Blog: The SEC, Delaware and the High Stakes for Investors on Advisory Shareholder Proposals

Sanford Lewis, Director and General Counsel
Khadija Foda, Associate Counsel
Shareholder Rights Group

SEC Chairman Paul Atkins dropped a bombshell in a keynote speech on October 9, 2025, at the Delaware-based Weinberg Center for Corporate Governance. He endorsed a novel and disruptive legal theory which could eliminate about 98% of shareholder proposals, radically altering the landscape of corporate governance in US public markets.⁠

The theory supported by Atkins posits that advisory (i.e., non-binding) shareholder proposals do not constitute “proper business” for an annual meeting under Delaware law.

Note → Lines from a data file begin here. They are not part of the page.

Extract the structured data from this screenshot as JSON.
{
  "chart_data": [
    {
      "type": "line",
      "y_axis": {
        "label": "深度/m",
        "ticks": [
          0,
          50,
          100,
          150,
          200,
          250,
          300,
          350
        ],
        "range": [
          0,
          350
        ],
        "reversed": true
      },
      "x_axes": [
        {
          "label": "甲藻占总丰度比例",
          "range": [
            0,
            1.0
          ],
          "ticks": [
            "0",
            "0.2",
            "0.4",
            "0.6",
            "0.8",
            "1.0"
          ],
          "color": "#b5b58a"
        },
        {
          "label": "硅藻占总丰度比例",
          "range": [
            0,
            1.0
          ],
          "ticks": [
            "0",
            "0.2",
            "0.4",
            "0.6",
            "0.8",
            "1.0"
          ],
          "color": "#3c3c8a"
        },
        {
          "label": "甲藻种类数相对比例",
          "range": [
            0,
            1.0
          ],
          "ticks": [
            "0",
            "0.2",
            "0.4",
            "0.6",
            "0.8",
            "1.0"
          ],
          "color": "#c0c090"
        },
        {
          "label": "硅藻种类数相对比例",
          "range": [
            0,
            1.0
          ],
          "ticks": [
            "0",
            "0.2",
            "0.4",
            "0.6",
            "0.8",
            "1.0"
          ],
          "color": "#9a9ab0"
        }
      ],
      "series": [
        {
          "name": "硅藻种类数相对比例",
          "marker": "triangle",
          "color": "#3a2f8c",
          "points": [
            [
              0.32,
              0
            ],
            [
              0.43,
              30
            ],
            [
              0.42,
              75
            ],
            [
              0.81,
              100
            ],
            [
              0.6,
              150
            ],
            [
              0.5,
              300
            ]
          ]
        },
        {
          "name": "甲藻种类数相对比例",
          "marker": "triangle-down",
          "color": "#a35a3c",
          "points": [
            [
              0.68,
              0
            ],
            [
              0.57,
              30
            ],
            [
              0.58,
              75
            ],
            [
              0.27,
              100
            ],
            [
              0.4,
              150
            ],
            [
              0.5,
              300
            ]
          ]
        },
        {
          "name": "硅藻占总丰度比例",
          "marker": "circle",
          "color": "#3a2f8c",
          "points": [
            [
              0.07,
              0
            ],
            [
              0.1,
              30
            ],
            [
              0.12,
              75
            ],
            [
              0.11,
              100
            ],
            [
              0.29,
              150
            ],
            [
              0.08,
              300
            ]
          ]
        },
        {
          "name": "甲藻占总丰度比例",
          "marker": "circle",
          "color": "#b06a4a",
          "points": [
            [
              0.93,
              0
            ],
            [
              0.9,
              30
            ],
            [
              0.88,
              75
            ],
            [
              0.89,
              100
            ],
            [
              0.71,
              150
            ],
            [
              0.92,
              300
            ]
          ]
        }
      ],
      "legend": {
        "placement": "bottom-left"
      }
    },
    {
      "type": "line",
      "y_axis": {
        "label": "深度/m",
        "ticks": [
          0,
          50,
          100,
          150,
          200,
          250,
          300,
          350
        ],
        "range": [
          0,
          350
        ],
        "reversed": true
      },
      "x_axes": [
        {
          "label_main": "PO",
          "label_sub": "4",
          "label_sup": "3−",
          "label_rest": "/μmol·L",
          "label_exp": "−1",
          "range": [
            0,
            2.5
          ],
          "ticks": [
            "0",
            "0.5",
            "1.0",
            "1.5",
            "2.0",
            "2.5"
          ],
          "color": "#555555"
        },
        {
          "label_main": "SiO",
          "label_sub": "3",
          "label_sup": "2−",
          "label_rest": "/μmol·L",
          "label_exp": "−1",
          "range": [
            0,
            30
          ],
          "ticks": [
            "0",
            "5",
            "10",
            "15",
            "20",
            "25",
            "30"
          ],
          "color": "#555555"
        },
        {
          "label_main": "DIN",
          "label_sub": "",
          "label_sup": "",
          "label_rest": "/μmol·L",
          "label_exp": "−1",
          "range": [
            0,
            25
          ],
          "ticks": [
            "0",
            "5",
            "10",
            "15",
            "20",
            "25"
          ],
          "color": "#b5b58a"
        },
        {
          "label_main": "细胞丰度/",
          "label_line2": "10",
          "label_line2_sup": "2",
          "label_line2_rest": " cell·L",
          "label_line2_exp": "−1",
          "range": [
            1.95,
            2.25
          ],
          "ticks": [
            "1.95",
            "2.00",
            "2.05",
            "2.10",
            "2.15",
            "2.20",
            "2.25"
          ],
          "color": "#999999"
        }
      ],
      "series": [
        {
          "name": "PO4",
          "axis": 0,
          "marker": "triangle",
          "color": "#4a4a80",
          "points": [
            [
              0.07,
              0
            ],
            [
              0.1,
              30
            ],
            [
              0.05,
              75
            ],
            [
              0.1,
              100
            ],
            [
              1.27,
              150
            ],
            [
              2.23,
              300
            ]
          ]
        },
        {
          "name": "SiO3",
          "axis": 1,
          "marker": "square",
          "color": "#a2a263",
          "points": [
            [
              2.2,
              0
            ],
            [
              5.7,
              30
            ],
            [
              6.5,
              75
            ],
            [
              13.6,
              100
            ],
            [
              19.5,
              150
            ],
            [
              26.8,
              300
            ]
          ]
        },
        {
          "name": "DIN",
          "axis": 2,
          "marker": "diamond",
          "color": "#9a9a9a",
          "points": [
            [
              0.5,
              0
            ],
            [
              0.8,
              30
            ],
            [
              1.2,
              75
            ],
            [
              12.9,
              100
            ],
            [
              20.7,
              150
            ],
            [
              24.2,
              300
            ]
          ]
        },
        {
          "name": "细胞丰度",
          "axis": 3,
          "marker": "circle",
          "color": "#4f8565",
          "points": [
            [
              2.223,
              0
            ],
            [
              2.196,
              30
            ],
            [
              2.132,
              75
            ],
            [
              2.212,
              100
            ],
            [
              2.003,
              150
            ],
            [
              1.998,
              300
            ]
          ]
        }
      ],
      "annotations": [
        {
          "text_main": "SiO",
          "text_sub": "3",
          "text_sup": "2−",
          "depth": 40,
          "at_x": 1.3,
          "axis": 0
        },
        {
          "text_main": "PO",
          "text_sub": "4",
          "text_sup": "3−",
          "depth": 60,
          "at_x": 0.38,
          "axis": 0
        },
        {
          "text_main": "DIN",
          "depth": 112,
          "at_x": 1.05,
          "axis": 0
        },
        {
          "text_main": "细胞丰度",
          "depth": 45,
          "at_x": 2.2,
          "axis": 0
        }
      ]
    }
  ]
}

The vast majority of shareholder proposals submitted to US corporations are written as advisory proposals, meaning that the board retains discretion over whether and how to act on them. The policy suggested by Atkins, taken to its conclusion, could eliminate all such advisory proposals.

A group of investment organizations, including the Shareholder Rights Group, have written a letter to Chairman Atkins expressing our concerns and opposition to this policy and requesting a meeting with him to discuss. The other organizations endorsing the letter include US SIF, the Interfaith Center on Corporate Responsibility, Ceres and the AFL-CIO.

Curtailing shareholders’ ability to raise concerns with the companies they own through the proposal process would strike at the heart of the SEC’s investor-protection mandate and its broader goal of sustaining fair and efficient markets and facilitating capital formation. The public capital system rests on a simple exchange: corporations benefit from investor capital and, in return, investors can express their perspectives on governance and risk. That participatory right has been a defining feature of American corporate practice and should not be discarded or weakened.